Exceptional sports cars are fetching record prices, encouraging wealthy individuals to buy or sell physical objects while they assess the performance of financial markets, said dealers. Still, some are watching to see if a car fund can avoid the pitfalls of other investment groups such as those that invest in art, wine and whisky, not all of which have succeeded.
The Hagerty’s Cars That Matter “Blue Chip” Index, based on the values of the 25 most collectable postwar vehicles, has increased 67 per cent from September 2006 to the end of 2010, according to the index’s compiler, auto appraiser David Kinney of Great Falls, Virginia. Over the same period, the Standard & Poor’s 500 Index fell 5.9 per cent.
IGA enters the market at a time when buyers of collectors’ vehicles have become more selective. The Historic Automobile Group International (HAGI) Top 50 index of exceptional classic- car prices was up 6.6 per cent in 2010, lower than its average annual growth of more than 12 per cent from 2003 to 2008.
“This is an indicator that the market for rare cars has cooled off somewhat after a decade of sustained growth,” Dietrich Hatlapa, founder and managing director of the London- based research company said in an e-mail.
The IGA fund, chaired by the UK-based classic car collector and racer Ray Bellm, will be a closed-end partnership planned for seven years from the first closing date, set for March or April.

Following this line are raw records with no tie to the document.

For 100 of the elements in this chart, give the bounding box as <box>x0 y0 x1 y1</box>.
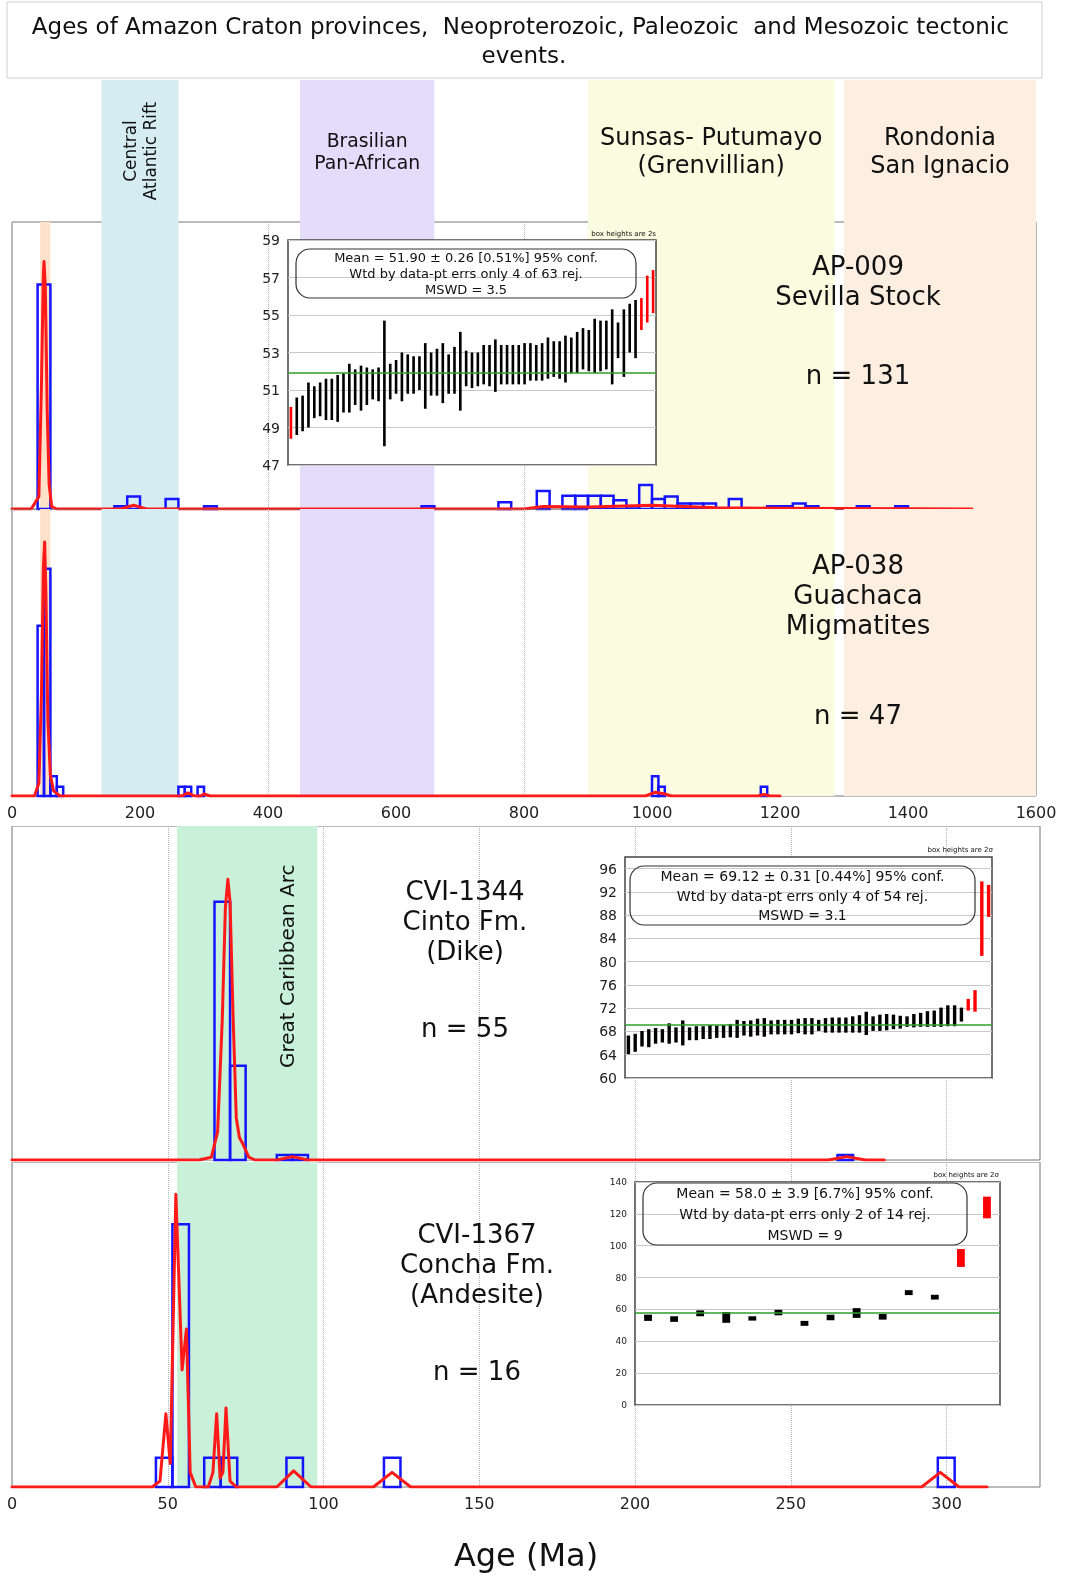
band-label: Central Atlantic Rift <box>120 101 160 201</box>
bar <box>674 1027 678 1043</box>
bar <box>569 337 573 374</box>
bar <box>878 1314 887 1320</box>
annotation: AP-009 Sevilla Stock <box>775 251 941 311</box>
y-tick-label: 68 <box>599 1023 617 1040</box>
x-tick-label: 200 <box>619 1493 651 1513</box>
bar <box>634 300 637 359</box>
bar <box>939 1007 943 1027</box>
bar <box>406 354 410 394</box>
annotation: n = 16 <box>433 1356 521 1386</box>
band-label: Sunsas- Putumayo (Grenvillian) <box>599 123 823 179</box>
x-tick-label: 1200 <box>759 802 801 822</box>
bar <box>558 341 561 379</box>
y-tick-label: 49 <box>262 419 280 436</box>
bar <box>687 1027 692 1041</box>
annotation: Mean = 51.90 ± 0.26 [0.51%] 95% conf. <box>334 249 598 265</box>
bar <box>295 397 299 435</box>
annotation: n = 55 <box>421 1013 509 1043</box>
bar <box>330 378 334 420</box>
bar <box>564 335 567 383</box>
bar <box>640 1030 644 1047</box>
annotation: MSWD = 9 <box>767 1226 843 1243</box>
bar <box>645 275 649 323</box>
x-tick-label: 0 <box>6 1493 18 1513</box>
bar <box>523 343 526 385</box>
y-tick-label: 76 <box>599 976 618 993</box>
x-tick-label: 150 <box>464 1493 495 1513</box>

Investors will be asked for a minimum commitment of $500,000, Lancaster, a former chief executive of the auto dealers H R Owen Plc, said in an interview.
During a three-year investment period, the fund will aim to acquire a collection of between 20 and 40 trophy marque vehicles with distinguished race or ownership histories.
The Ferrari 250 GTO, Aston Martin DB4 Zagato, Ford GT40, McLaren F1, Shelby Daytona Coupe and Porsche 917 are among the models identified in IGA’s promotional brochure as potential “acquisition targets”.
Last year, a Ferrari GTO — one of only 36 produced — sold privately for $26 million, double the 1960s Le Mans racer’s price in 2005, IGA said.
“We feel confident about this subsection because of its rarity value,” Lancaster said. “We’re looking for iconic cars with low series production that have been prepared for competition. These are in private collections and rarely come up for sale.”